The RePort™ Guide Catheter System provides the neurovascular specialist with a new tool that can navigate deeply into the cerebral vascular anatomy, enabling them to treat more patients than with currently available technologies.
Commenting on this regulatory approval, Reverse Medical’s President and Chief Executive Officer, Jeffrey Valko said, “The timing for the RePort™ Guide Catheter System regulatory approval is perfect as access to the deep neurovascular anatomy is a current focus of neuro interventionalists’ interest. The various RePort™ Guide Catheter System models will enable physicians to treat a broader group of patients, helping to increase patient throughput and to enhance the economic viability of neuro labs and stroke centers worldwide.” The Company plans to commence commercialization during 2010.
Reverse Medical scientific and clinical advisor Dr. Satoshi Tateshima, MD, D.M.Sc., UCLA Interventional Neuroradiology, Ronald Reagan UCLA Medical Center, Los Angeles, CA stated, “The neurovascular anatomy often presents challenges related to fundamental access, and deep brain therapeutic microcatheter navigation support.
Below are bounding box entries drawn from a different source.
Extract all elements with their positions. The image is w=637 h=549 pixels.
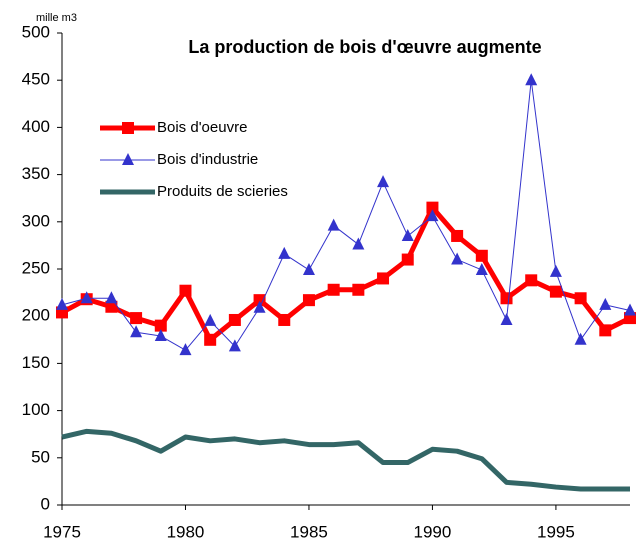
marker	[302, 294, 315, 307]
y-axis-label: mille m3	[36, 12, 77, 24]
marker	[204, 313, 217, 326]
y-tick-label: 450	[22, 70, 50, 89]
y-tick-label: 0	[41, 494, 50, 513]
marker	[549, 285, 562, 298]
marker	[179, 284, 192, 297]
y-tick-label: 500	[22, 22, 50, 41]
marker	[179, 343, 192, 356]
y-tick-label: 350	[22, 164, 50, 183]
marker	[278, 313, 291, 326]
marker	[549, 264, 562, 277]
x-tick-label: 1985	[290, 522, 328, 541]
y-tick-label: 150	[22, 353, 50, 372]
marker	[228, 313, 241, 326]
marker	[500, 312, 513, 325]
marker	[56, 297, 68, 310]
marker	[130, 312, 143, 325]
marker	[122, 122, 134, 134]
marker	[80, 291, 93, 304]
marker	[352, 237, 365, 250]
series-line	[60, 205, 632, 343]
y-tick-label: 50	[31, 447, 50, 466]
marker	[302, 262, 315, 275]
marker	[451, 229, 464, 242]
marker	[525, 73, 538, 86]
y-tick-label: 200	[22, 306, 50, 325]
marker	[105, 300, 118, 313]
y-tick-label: 100	[22, 400, 50, 419]
marker	[401, 228, 414, 241]
x-tick-label: 1975	[43, 522, 81, 541]
y-tick-label: 300	[22, 211, 50, 230]
marker	[228, 339, 241, 352]
marker	[278, 246, 291, 259]
x-tick-label: 1990	[414, 522, 452, 541]
marker	[426, 201, 439, 214]
series-line	[61, 79, 631, 351]
x-tick-label: 1995	[537, 522, 575, 541]
marker	[624, 303, 636, 316]
marker	[525, 274, 538, 287]
marker	[253, 294, 266, 307]
marker	[122, 153, 134, 165]
y-tick-label: 250	[22, 258, 50, 277]
marker	[426, 209, 439, 222]
marker	[154, 329, 167, 342]
x-tick-label: 1980	[167, 522, 205, 541]
marker	[451, 252, 464, 265]
marker	[475, 262, 488, 275]
marker	[401, 253, 414, 266]
marker	[154, 319, 167, 332]
marker	[130, 325, 143, 338]
marker	[377, 272, 390, 285]
marker	[574, 292, 587, 305]
marker	[204, 333, 217, 346]
marker	[377, 175, 390, 188]
marker	[599, 297, 612, 310]
marker	[105, 291, 118, 304]
legend-label: Bois d'industrie	[157, 151, 258, 168]
marker	[253, 300, 266, 313]
marker	[475, 249, 488, 262]
marker	[500, 292, 513, 305]
series-line	[61, 428, 630, 492]
marker	[327, 218, 340, 231]
legend-label: Produits de scieries	[157, 183, 288, 200]
marker	[574, 332, 587, 345]
marker	[327, 283, 340, 296]
chart-title: La production de bois d'œuvre augmente	[188, 37, 541, 57]
legend-label: Bois d'oeuvre	[157, 119, 247, 136]
marker	[599, 324, 612, 337]
y-tick-label: 400	[22, 117, 50, 136]
marker	[352, 283, 365, 296]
The RePort™ Guide Catheter System design represents a game changing advancement over other guide catheters available today. The system is designed to be used across a broad range of neuro interventional procedures. The RePort™ Guide Catheter System has been designed to enable placement beyond the skull base more easily and safely than other currently available devices. I look forward to its US commercial availability in the future.”
Reverse Medical Corporation is a privately-held medical device company located in Irvine, California. The Company is focused on developing innovative neurovascular devices for improving the treatment of stroke patients, and for preventing acute stroke during carotid artery stenting procedures. The Company is working to expand its technology platform to include innovative and state-of-the art treatments for a broad spectrum of neurovascular disorders and carotid artery disease.